Increasing muscle mass during walking
There are various techniques to enhance your muscle-building potential when walking, according to Starkowitz.
“Incorporating intervals by alternating between walking at a steady speed and conducting a ‘power walk,’ a short jog, or a sprint” is a popular choice, according to Starkowitz. “By stimulating fast-twitch muscle fibers, this will have various effects on cardiovascular endurance and strength improvements.”
“You might also take a break from walking to do some bodyweight exercises like lunges, squats, push-ups, or planks.” To enhance the cross-training benefit, include brief 20-30 second bodyweight strength intervals throughout your walk. Alter the direction of your walk by using reverse jogging and side-stepping intervals to work on balance and stability.”

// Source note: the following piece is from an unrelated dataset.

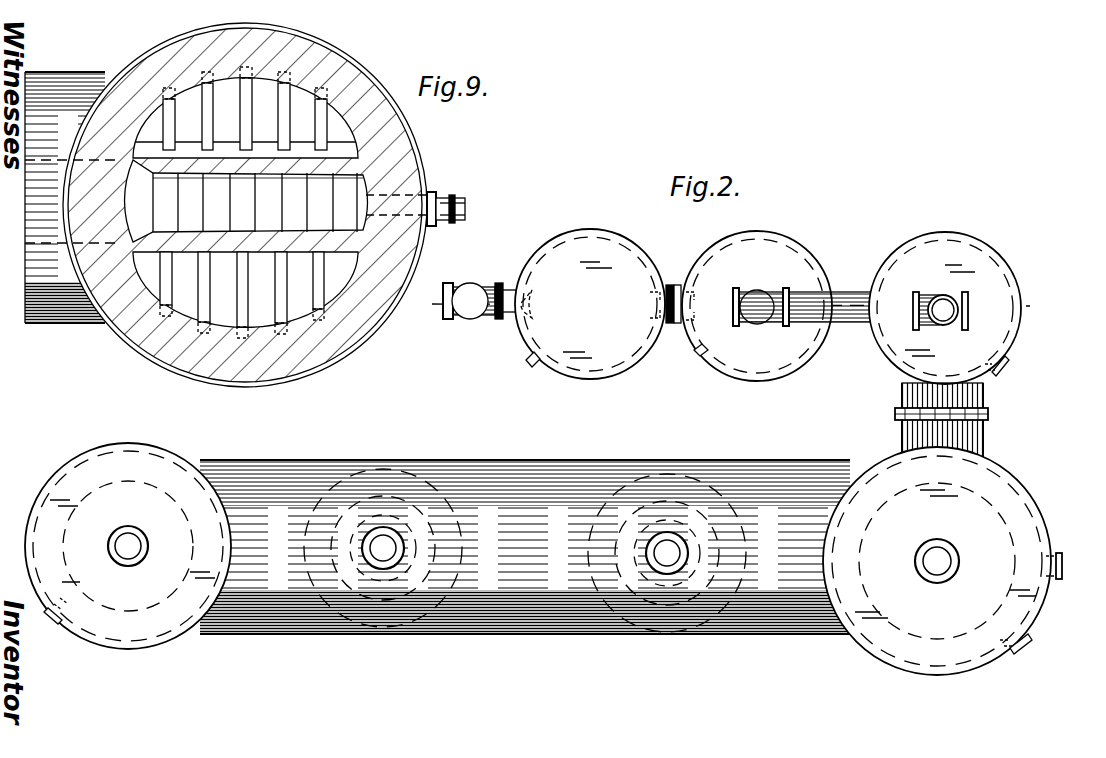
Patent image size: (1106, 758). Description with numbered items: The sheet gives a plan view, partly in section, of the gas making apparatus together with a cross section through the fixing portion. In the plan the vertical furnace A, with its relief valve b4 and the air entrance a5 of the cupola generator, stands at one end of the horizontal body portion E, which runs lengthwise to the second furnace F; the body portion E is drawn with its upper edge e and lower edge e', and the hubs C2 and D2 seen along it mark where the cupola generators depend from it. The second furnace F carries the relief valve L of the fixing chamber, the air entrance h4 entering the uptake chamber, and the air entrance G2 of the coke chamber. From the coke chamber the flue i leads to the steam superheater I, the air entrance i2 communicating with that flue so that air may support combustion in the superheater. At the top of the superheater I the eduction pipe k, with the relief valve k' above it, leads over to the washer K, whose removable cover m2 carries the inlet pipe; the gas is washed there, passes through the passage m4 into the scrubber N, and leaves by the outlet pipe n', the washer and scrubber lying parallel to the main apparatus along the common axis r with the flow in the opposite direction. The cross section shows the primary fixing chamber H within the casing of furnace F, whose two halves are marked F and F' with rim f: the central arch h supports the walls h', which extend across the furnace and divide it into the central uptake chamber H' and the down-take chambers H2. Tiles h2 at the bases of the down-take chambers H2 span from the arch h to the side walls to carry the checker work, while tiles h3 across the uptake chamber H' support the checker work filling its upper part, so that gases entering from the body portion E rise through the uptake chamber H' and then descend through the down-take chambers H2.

Aside from these multi-functional kinds of exercise, you may also add weights to your stroll. Hand weights and Nordic poles have already been discussed, but you could also want to explore a weighted vest or ankle weights.
“Weighted vests also force you to use and develop your back muscles, ensuring that you maintain excellent posture during your walk,” explains Starkowitz.
Furthermore, according to a 2018 systematic analysis published in BioMed Research International, walking with weights may enhance bone muscle density and lower the incidence of fractures.
Changing the landscape
Taking your stroll off the level ground and up the hill is another wonderful approach to increase muscle mass.
“Walking on trails, roads, grass, sloping or uneven surfaces, or unstable surfaces like sand or gravel can put greater strain on the muscles of your lower leg, ankles, and feet than walking on tarmac,” adds Starkowitz. “Alternate your walking path to incorporate a few various inclines and surfaces, and if you come across a set of stairs, take them.”
If the thought of walking off-road scares you, try walking on a treadmill inside. “Variate the intensity and muscle activation of the exercise by exercising at various inclines and speeds,” explains Starkowitz. “Finally, let go of the handrails if you’re walking on a treadmill.” You’ll burn a lot more calories and engage a lot more core muscles.”